Greatest Days Review by Nina Jervis

June 21, 2023

Thanks to Nina Jervis from for this review.

“Please can you help me? My heart is broken and I don’t know what to do…”

The year was 1996. Take That had just split up, and I was working on reception at a local radio station when I received this call from a distraught fan. “Umm, well you’ve still got their music,” I spluttered awkwardly. “No-one can take that away from you”.

Later, dedicated phone lines were set up to help people deal with the loss of their favourite boyband, and the NHS treated its first patient with a celebrity addiction – to Mark Owen.

Yep. Take That were HUGE.

I wasn’t a fan myself, but you couldn’t escape their impact back in the day. So I was looking forward to the warm rush of nostalgia that would surely flow from Greatest Days, the official Take That Musical. I’d even roped in Vickie, my best friend from childhood, to come along with me.

Right from the off, the show had an endearing feel of a ‘school play’ for grown-ups, with its quirky movable set visibly operated by The Band members: this may be an official Take That Musical, but Take That are never actually named. They are The Band, or The Boys, instead – even though they only sing Take That songs.

Does that matter? I do think there might have been more of a connection for genuine fans, but in essence the show isn’t about Take That (or The Band) at all. It’s about friendship, lost youth, and moving on with life even when things don’t go to plan.

The performances are all real and distinctive, with two sets of actors playing each character: young and middle-aged. The lead character of Rachel is played by Kym Marsh and her real-life daughter Emilie Cunliffe, both of whom are gloriously down-to-Earth and instantly likeable.

Young Rachel is a rabid fan of The Band, and her lively friend Debbie (a show-stopping turn from Mary Moore) has just won a competition to see them in concert. Their three other close friends come along: feisty would-be fashion-designer Heather, aspiring Olympian Claire, and quiet, bookish Zoe.

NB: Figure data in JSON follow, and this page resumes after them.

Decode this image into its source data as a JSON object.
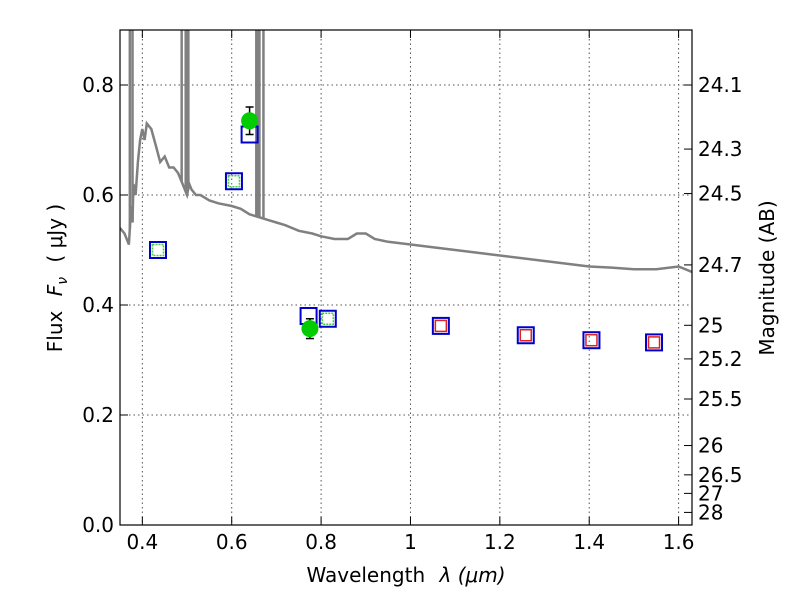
{
  "chart_data": {
    "type": "scatter",
    "xlabel_text": "Wavelength",
    "xlabel_math": "λ (μm)",
    "ylabel_text": "Flux",
    "ylabel_math": "F",
    "ylabel_sub": "ν",
    "ylabel_unit": "( μJy )",
    "y2label": "Magnitude (AB)",
    "xlim": [
      0.35,
      1.63
    ],
    "ylim": [
      0.0,
      0.9
    ],
    "x_ticks": [
      0.4,
      0.6,
      0.8,
      1.0,
      1.2,
      1.4,
      1.6
    ],
    "x_tick_labels": [
      "0.4",
      "0.6",
      "0.8",
      "1",
      "1.2",
      "1.4",
      "1.6"
    ],
    "y_ticks": [
      0.0,
      0.2,
      0.4,
      0.6,
      0.8
    ],
    "y_tick_labels": [
      "0.0",
      "0.2",
      "0.4",
      "0.6",
      "0.8"
    ],
    "mag_ticks": [
      {
        "label": "24.1",
        "flux": 0.8
      },
      {
        "label": "24.3",
        "flux": 0.6835
      },
      {
        "label": "24.5",
        "flux": 0.6026
      },
      {
        "label": "24.7",
        "flux": 0.4729
      },
      {
        "label": "25",
        "flux": 0.3631
      },
      {
        "label": "25.2",
        "flux": 0.302
      },
      {
        "label": "25.5",
        "flux": 0.2291
      },
      {
        "label": "26",
        "flux": 0.1445
      },
      {
        "label": "26.5",
        "flux": 0.0912
      },
      {
        "label": "27",
        "flux": 0.0575
      },
      {
        "label": "28",
        "flux": 0.0229
      }
    ],
    "grid": true,
    "colors": {
      "model_sed": "#808080",
      "observed": "#00cc00",
      "model_square": "#0000cc",
      "phot_green": "#44cc44",
      "phot_red": "#dd2222"
    },
    "model_sed": {
      "name": "",
      "x": [
        0.35,
        0.36,
        0.37,
        0.375,
        0.378,
        0.38,
        0.385,
        0.39,
        0.395,
        0.4,
        0.405,
        0.41,
        0.42,
        0.43,
        0.44,
        0.45,
        0.46,
        0.47,
        0.48,
        0.49,
        0.5,
        0.505,
        0.51,
        0.52,
        0.53,
        0.55,
        0.57,
        0.6,
        0.62,
        0.64,
        0.66,
        0.68,
        0.7,
        0.72,
        0.75,
        0.78,
        0.8,
        0.83,
        0.86,
        0.88,
        0.9,
        0.92,
        0.95,
        1.0,
        1.05,
        1.1,
        1.15,
        1.2,
        1.25,
        1.3,
        1.35,
        1.4,
        1.45,
        1.5,
        1.55,
        1.6,
        1.63
      ],
      "y": [
        0.54,
        0.53,
        0.51,
        0.58,
        0.55,
        0.62,
        0.6,
        0.66,
        0.7,
        0.72,
        0.7,
        0.73,
        0.72,
        0.69,
        0.66,
        0.67,
        0.65,
        0.65,
        0.64,
        0.62,
        0.6,
        0.62,
        0.61,
        0.6,
        0.6,
        0.59,
        0.585,
        0.58,
        0.575,
        0.565,
        0.56,
        0.555,
        0.55,
        0.545,
        0.535,
        0.53,
        0.525,
        0.52,
        0.52,
        0.53,
        0.53,
        0.52,
        0.515,
        0.51,
        0.505,
        0.5,
        0.495,
        0.49,
        0.485,
        0.48,
        0.475,
        0.47,
        0.468,
        0.465,
        0.465,
        0.47,
        0.46
      ]
    },
    "emission_lines": [
      0.372,
      0.378,
      0.488,
      0.497,
      0.5,
      0.503,
      0.655,
      0.658,
      0.662,
      0.671
    ],
    "observed_points": [
      {
        "x": 0.64,
        "y": 0.735,
        "yerr": 0.025
      },
      {
        "x": 0.775,
        "y": 0.357,
        "yerr": 0.018
      }
    ],
    "model_photometry_blue": [
      {
        "x": 0.435,
        "y": 0.5
      },
      {
        "x": 0.605,
        "y": 0.625
      },
      {
        "x": 0.64,
        "y": 0.71
      },
      {
        "x": 0.772,
        "y": 0.38
      },
      {
        "x": 0.815,
        "y": 0.375
      },
      {
        "x": 1.068,
        "y": 0.362
      },
      {
        "x": 1.258,
        "y": 0.345
      },
      {
        "x": 1.405,
        "y": 0.336
      },
      {
        "x": 1.545,
        "y": 0.332
      }
    ],
    "observed_photometry_green": [
      {
        "x": 0.435,
        "y": 0.5
      },
      {
        "x": 0.605,
        "y": 0.625
      },
      {
        "x": 0.815,
        "y": 0.375
      }
    ],
    "observed_photometry_red": [
      {
        "x": 1.068,
        "y": 0.362
      },
      {
        "x": 1.258,
        "y": 0.345
      },
      {
        "x": 1.405,
        "y": 0.336
      },
      {
        "x": 1.545,
        "y": 0.332
      }
    ]
  }
}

Sadly, an unexpected tragedy following the gig means the friends lose touch as they grow older. Years later, Rachel wins another competition to see The Band – this time in Athens – which she uses as an opportunity to reconnect with her old friends.

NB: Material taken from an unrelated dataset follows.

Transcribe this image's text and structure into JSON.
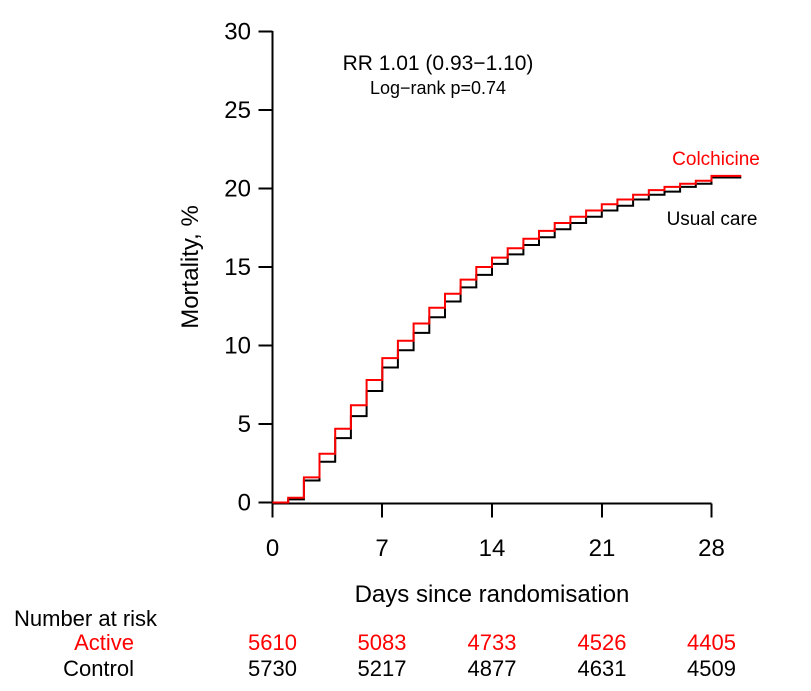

The story is peppered with Take That songs throughout, well-performed by The Band members as a type of Greek chorus. This adds cheeky elements of fun and heaps of the aforementioned nostalgia: as a teenager in the 90s I couldn’t help but reminisce about where I was and how I felt when these songs were in the charts.

(Vickie and I squeezed each-other’s hands in recognition more than a few times throughout the show: sometimes because of old cultural references like Smash Hits and taping songs off the radio, and sometimes because a moving moment of friendship had reminded us of our own).

There are plenty of laughs, too. Alan Stocks is fabulous as ‘Every Dave’; a myriad of background characters who add sparks of humour throughout. Christopher D. Hunt is charming as Rachel’s partner ‘Maximum’ Jeff, and the banter between the girls – who really do share an unbreakable bond – is realistic and warm. Jamie-Rose Monk, who plays adult Claire, got the biggest cheer of the night for her charismatic-yet-vulnerable performance.

Come the finale, there was a sense that the entire audience was itching to get up on its feet and sing along… and as soon as we were told we could, we did! A rousing chorus of ‘Never Forget’ later, we spilled out of the theatre feeling happy and uplifted.